Story By Stephen Dafoe
Photo Gallery By Stephen Dafoe & Lucie Roy. Lead image DND Photo by Grant Cree
Morinville – Main Street was closed to traffic Sunday morning to make way for 1 Service Battalion (1 Svc Bn), who marched down 100 Avenue to receive the Freedom of the City from Morinville Mayor Lloyd Bertschi on behalf of the residents of the community.
Located at Steele Barracks, CFB Edmonton, 1 Svc Bn is a deployable field unit providing general support to units throughout Land Force Western Area. The battalion is made up of Battalion Headquarters and four companies: administration, maintenance, supply and transportation.
The Freedom of the City is regarded the highest honour a municipality can bestow upon a military unit and dates back to Roman times.
Lieutenant-Colonel Krista Dawn Brodie, commanding officer of 1 Service Battalion, led the battalion Sunday morning to a barricade erected at the west end of 100 Avenue where she was greeted by Morinville RCMP Staff Sergeant Mac Richards. In ceremonial fashion, Richards led the LCol to the door of Town Hall where LCol Brodie knocked on the door with the pommel of her sword. After Mayor Lloyd Bertschi granted permission to 1 Svc Battalion to enter the town, the mayor inspected the troops and band, then took to the dais to observe 1 Svc Battalion march past.
In addressing the residents, LCol Brodie said it was common for a military unit to request permission of a chief magistrate of lord mayor before entering a town. Although largely ceremonial today, the honour is no less an important one. “It is an act of faith [and] of trust of the citizens in their defenders,” she said, adding it was an honour to participate in the ceremony during Morinville’s centennial year. “It is with humble gratitude that we, members of 1 Service Battalion, march through the streets of Morinville with swords drawn and bayonets fixed, with the drums beating and with the national flag flying.”
The ceremony, which was followed by a public meet and greet barbecue with the battalion, was the first of its kind in Bertschi’s four terms as mayor. It is one he is not likely soon to forget. “What an incredible event,” the mayor said, adding he had intended to say a few words at the podium but was left speechless by the ceremony, particularly reviewing the troops. “I’m not usually at a loss for words, but I was in awe, absolutely in awe doing the inspection of the troops. It was a very moving experience.”
But the mayor was not the only one left in awe Sunday morning. Seventeen-year-old Paige Brenneis, a sergeant in 3061 1CER Royal Canadian Army Cadet Corps, said she felt honoured to watch the ceremony.
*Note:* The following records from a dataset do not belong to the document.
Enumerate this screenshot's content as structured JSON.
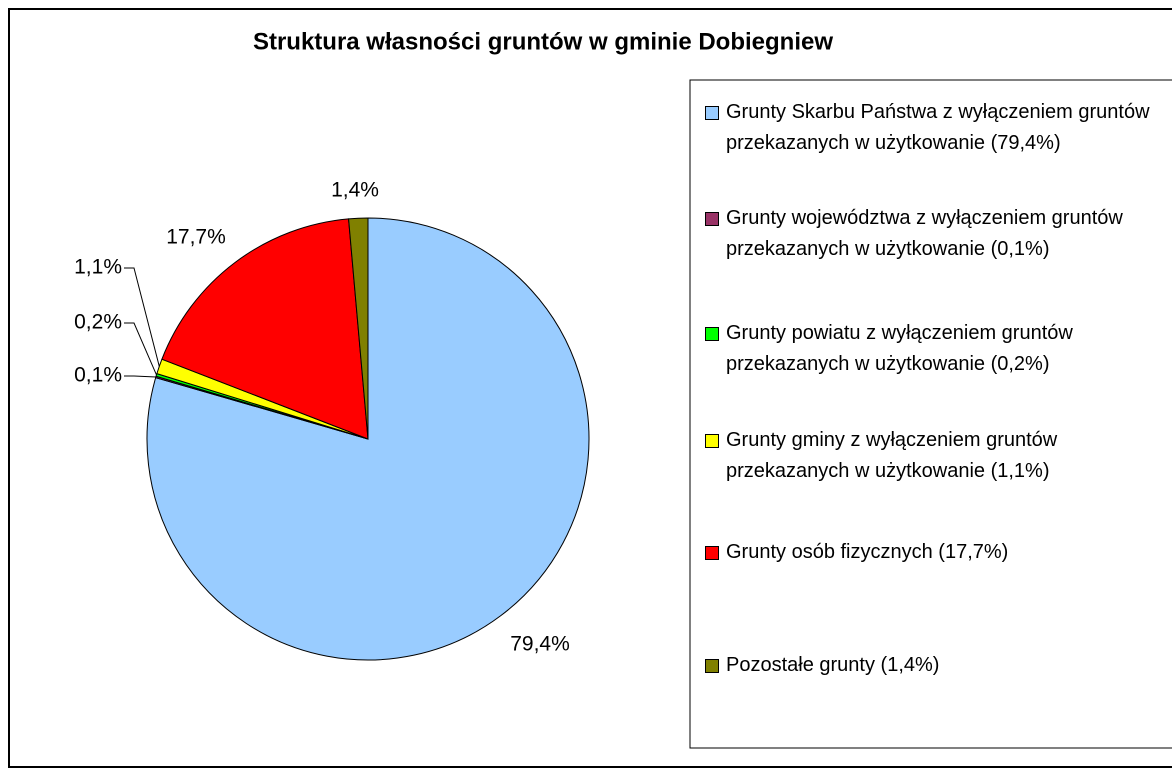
{
  "chart_data": {
    "type": "pie",
    "title": "Struktura własności gruntów w gminie Dobiegniew",
    "categories": [
      "Grunty Skarbu Państwa z wyłączeniem gruntów przekazanych w użytkowanie (79,4%)",
      "Grunty województwa z wyłączeniem gruntów przekazanych w użytkowanie (0,1%)",
      "Grunty powiatu z wyłączeniem gruntów przekazanych w użytkowanie (0,2%)",
      "Grunty gminy z wyłączeniem gruntów przekazanych w użytkowanie (1,1%)",
      "Grunty osób fizycznych (17,7%)",
      "Pozostałe grunty (1,4%)"
    ],
    "values": [
      79.4,
      0.1,
      0.2,
      1.1,
      17.7,
      1.4
    ],
    "value_labels": [
      "79,4%",
      "0,1%",
      "0,2%",
      "1,1%",
      "17,7%",
      "1,4%"
    ],
    "colors": [
      "#99ccff",
      "#993366",
      "#00ff00",
      "#ffff00",
      "#ff0000",
      "#808000"
    ],
    "legend": "right"
  }
}
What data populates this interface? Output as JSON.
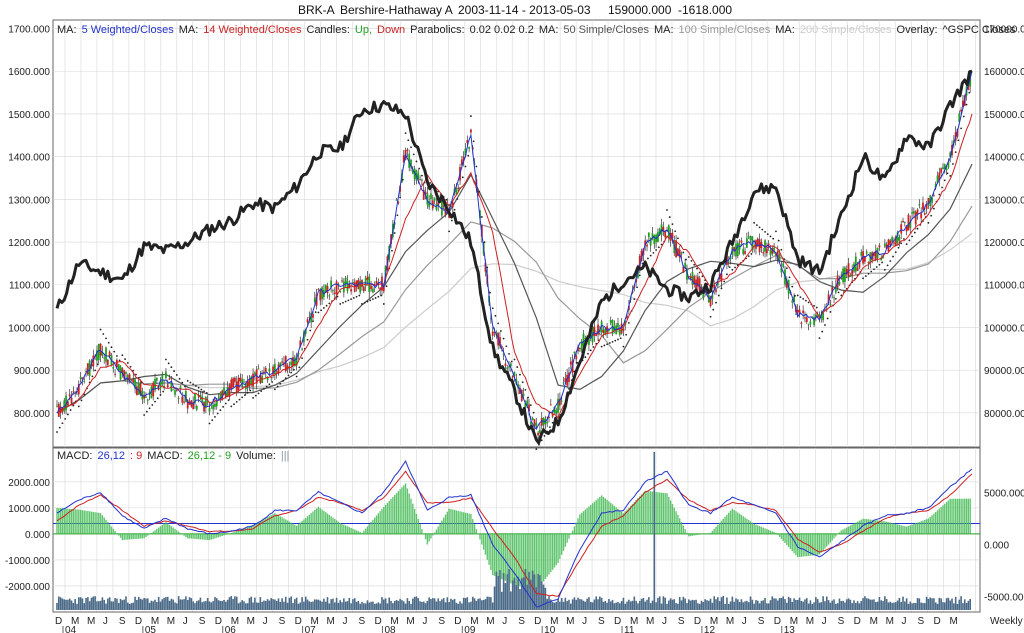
{
  "header": {
    "symbol": "BRK-A",
    "name": "Bershire-Hathaway A",
    "range": "2003-11-14 - 2013-05-03",
    "last": "159000.000",
    "change": "-1618.000"
  },
  "legend_price": [
    {
      "text": "MA:",
      "color": "#222222"
    },
    {
      "text": "5 Weighted/Closes",
      "color": "#2233cc"
    },
    {
      "text": "MA:",
      "color": "#222222"
    },
    {
      "text": "14 Weighted/Closes",
      "color": "#cc2222"
    },
    {
      "text": "Candles:",
      "color": "#222222"
    },
    {
      "text": "Up,",
      "color": "#22a022"
    },
    {
      "text": "Down",
      "color": "#cc2222"
    },
    {
      "text": "Parabolics:",
      "color": "#222222"
    },
    {
      "text": "0.02  0.02  0.2",
      "color": "#222222"
    },
    {
      "text": "MA:",
      "color": "#222222"
    },
    {
      "text": "50 Simple/Closes",
      "color": "#555555"
    },
    {
      "text": "MA:",
      "color": "#222222"
    },
    {
      "text": "100 Simple/Closes",
      "color": "#999999"
    },
    {
      "text": "MA:",
      "color": "#222222"
    },
    {
      "text": "200 Simple/Closes",
      "color": "#cccccc"
    },
    {
      "text": "Overlay:",
      "color": "#222222"
    },
    {
      "text": "^GSPC Closes",
      "color": "#222222"
    }
  ],
  "legend_macd": [
    {
      "text": "MACD:",
      "color": "#222222"
    },
    {
      "text": "26,12",
      "color": "#2233cc"
    },
    {
      "text": ": 9",
      "color": "#cc2222"
    },
    {
      "text": "MACD:",
      "color": "#222222"
    },
    {
      "text": "26,12 - 9",
      "color": "#22a022"
    },
    {
      "text": "Volume:",
      "color": "#222222"
    },
    {
      "text": "|||",
      "color": "#8899aa"
    }
  ],
  "chart_data": [
    {
      "type": "line",
      "title": "BRK-A Bershire-Hathaway A weekly price",
      "x": [
        "2003-11",
        "2004-03",
        "2004-06",
        "2004-09",
        "2004-12",
        "2005-03",
        "2005-06",
        "2005-09",
        "2005-12",
        "2006-03",
        "2006-06",
        "2006-09",
        "2006-12",
        "2007-03",
        "2007-06",
        "2007-09",
        "2007-12",
        "2008-03",
        "2008-06",
        "2008-09",
        "2008-10",
        "2008-11",
        "2009-02",
        "2009-03",
        "2009-06",
        "2009-09",
        "2009-12",
        "2010-01",
        "2010-02",
        "2010-05",
        "2010-08",
        "2010-11",
        "2011-02",
        "2011-05",
        "2011-08",
        "2011-09",
        "2011-12",
        "2012-03",
        "2012-06",
        "2012-09",
        "2012-12",
        "2013-02",
        "2013-05"
      ],
      "series": [
        {
          "name": "BRK-A",
          "role": "price",
          "values": [
            800,
            860,
            950,
            890,
            840,
            880,
            830,
            820,
            860,
            880,
            900,
            930,
            1080,
            1100,
            1100,
            1100,
            1410,
            1300,
            1270,
            1450,
            1000,
            880,
            760,
            820,
            960,
            1000,
            1000,
            1200,
            1230,
            1120,
            1070,
            1180,
            1200,
            1180,
            1030,
            1020,
            1120,
            1160,
            1180,
            1240,
            1290,
            1400,
            1600
          ]
        },
        {
          "name": "^GSPC Closes",
          "role": "overlay",
          "values": [
            104000,
            115000,
            113000,
            111000,
            119000,
            118000,
            120000,
            123000,
            125000,
            129000,
            128000,
            133000,
            141000,
            142000,
            151000,
            152000,
            150000,
            134000,
            128000,
            120000,
            95000,
            85000,
            73000,
            78000,
            92000,
            106000,
            111000,
            114000,
            109000,
            107000,
            110000,
            120000,
            132000,
            133000,
            116000,
            113000,
            126000,
            140000,
            134000,
            145000,
            142000,
            152000,
            160000
          ]
        }
      ],
      "ylim": [
        720,
        1720
      ],
      "ylim_right": [
        72000,
        172000
      ],
      "yticks": [
        "800.000",
        "900.000",
        "1000.000",
        "1100.000",
        "1200.000",
        "1300.000",
        "1400.000",
        "1500.000",
        "1600.000",
        "1700.000"
      ],
      "yticks_right": [
        "80000.000",
        "90000.000",
        "100000.000",
        "110000.000",
        "120000.000",
        "130000.000",
        "140000.000",
        "150000.000",
        "160000.000",
        "170000.000"
      ],
      "grid": true
    },
    {
      "type": "line",
      "title": "MACD 26,12 : 9",
      "x": [
        "2003-11",
        "2004-03",
        "2004-06",
        "2004-09",
        "2004-12",
        "2005-03",
        "2005-06",
        "2005-09",
        "2005-12",
        "2006-03",
        "2006-06",
        "2006-09",
        "2006-12",
        "2007-03",
        "2007-06",
        "2007-09",
        "2007-12",
        "2008-03",
        "2008-06",
        "2008-09",
        "2008-10",
        "2008-11",
        "2009-02",
        "2009-03",
        "2009-06",
        "2009-09",
        "2009-12",
        "2010-01",
        "2010-02",
        "2010-05",
        "2010-08",
        "2010-11",
        "2011-02",
        "2011-05",
        "2011-08",
        "2011-09",
        "2011-12",
        "2012-03",
        "2012-06",
        "2012-09",
        "2012-12",
        "2013-02",
        "2013-05"
      ],
      "series": [
        {
          "name": "MACD",
          "values": [
            800,
            1300,
            1600,
            700,
            200,
            600,
            200,
            0,
            100,
            300,
            900,
            900,
            1600,
            1200,
            800,
            1600,
            2800,
            900,
            1400,
            1500,
            -400,
            -1500,
            -2800,
            -2500,
            -600,
            800,
            900,
            2000,
            2400,
            1100,
            800,
            1400,
            1100,
            800,
            -500,
            -900,
            -300,
            300,
            700,
            800,
            1000,
            1800,
            2500
          ]
        },
        {
          "name": "Signal",
          "values": [
            500,
            1100,
            1500,
            900,
            300,
            500,
            300,
            100,
            100,
            200,
            700,
            900,
            1400,
            1200,
            900,
            1400,
            2400,
            1200,
            1200,
            1400,
            200,
            -900,
            -2300,
            -2400,
            -1000,
            300,
            700,
            1600,
            2100,
            1300,
            900,
            1200,
            1100,
            900,
            -200,
            -700,
            -400,
            100,
            600,
            800,
            900,
            1500,
            2300
          ]
        }
      ],
      "ylim": [
        -3000,
        3300
      ],
      "yticks": [
        "-2000.000",
        "-1000.000",
        "0.000",
        "1000.000",
        "2000.000"
      ],
      "yticks_right": [
        "-5000.000",
        "0.000",
        "5000.000"
      ],
      "grid": true
    }
  ],
  "x_axis": {
    "months": [
      "D",
      "M",
      "M",
      "J",
      "S",
      "D",
      "M",
      "M",
      "J",
      "S",
      "D",
      "M",
      "M",
      "J",
      "S",
      "D",
      "M",
      "M",
      "J",
      "S",
      "D",
      "M",
      "M",
      "J",
      "S",
      "D",
      "M",
      "M",
      "J",
      "S",
      "D",
      "M",
      "M",
      "J",
      "S",
      "D",
      "M",
      "M",
      "J",
      "S",
      "D",
      "M",
      "M",
      "J",
      "S",
      "D",
      "M",
      "M",
      "J",
      "S",
      "D",
      "M",
      "M",
      "J",
      "S",
      "D",
      "M"
    ],
    "years": [
      "04",
      "05",
      "06",
      "07",
      "08",
      "09",
      "10",
      "11",
      "12",
      "13"
    ],
    "period": "Weekly"
  }
}
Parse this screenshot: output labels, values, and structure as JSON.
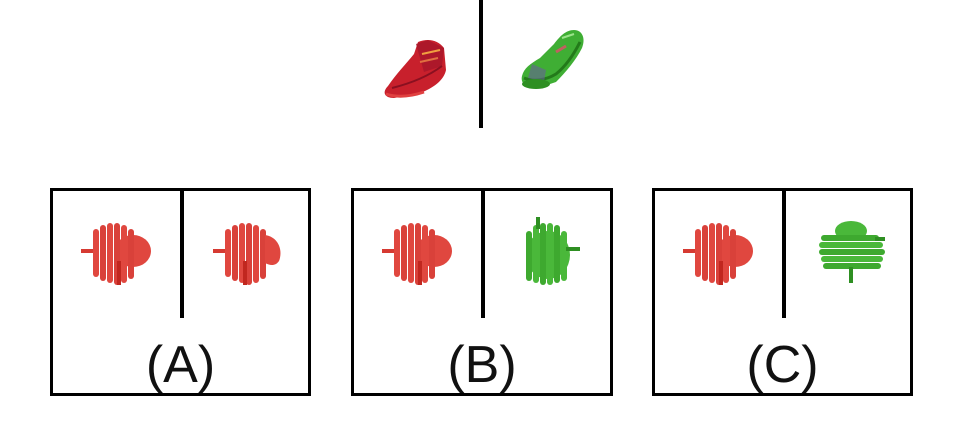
{
  "reference": {
    "left_shape": "red-shoe-icon",
    "right_shape": "green-shoe-icon"
  },
  "options": [
    {
      "label": "(A)",
      "left_shape": "red-coil-icon",
      "right_shape": "red-coil-icon"
    },
    {
      "label": "(B)",
      "left_shape": "red-coil-icon",
      "right_shape": "green-coil-icon"
    },
    {
      "label": "(C)",
      "left_shape": "red-coil-icon",
      "right_shape": "green-coil-rotated-icon"
    }
  ],
  "colors": {
    "red": "#e0473f",
    "red_dark": "#c1271f",
    "shoe_red": "#c8202c",
    "green": "#4ab83a",
    "green_dark": "#2e8f22",
    "divider": "#000000"
  }
}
The timing of the ceremony coinciding with the tenth anniversary of 9-11 caused Brenneis to reflect on those who died during that September tragedy, those who have died in Afghanistan and those members of the Canadian Forces who are still serving there. “I got goose bumps just watching it,” she said of Sunday’s ceremony. “I just felt so honoured to be there. I just felt warmth come into me knowing that they’ve done their duty. They’ve been here for a reason, and people died for a reason.”
Brenneis said a military career is something she has contemplated; perhaps a role producing recruiting films in the military’s communication’s department or something in photography.
A step towards closer ties
Although Brenneis is contemplating a closer connection with the military after graduating from Morinville Community High School, members of council are hoping to forge closer bonds right away.
The mayor said he believes Sunday’s Freedom of the City ceremony will open the door for an even closer relationship with Edmonton Garrison. “There are lot of things that we could be working a lot more closely with the military base,” he said. “I think this will be a great way to open up that door.”
Mayor Bertschi is not the only one who believes Sunday’s Freedom of the City ceremony will make for closer ties with the base. Councillor Nicole Boutestein said she believed inviting 1 Svc Bn to receive the key to the city was a step in the right direction. “I don’t think our lines of communication are open enough with the Garrison and they have so much to provide us,” Boutestein said, noting she would rather see residents travel to Edmonton Garrison for swimming and other amenities not available in Morinville rather than travel to St. Albert because of the number of military families living in Morinville. “I would love to see a committee sit down with the recreation director out there to see what we could partner up with.”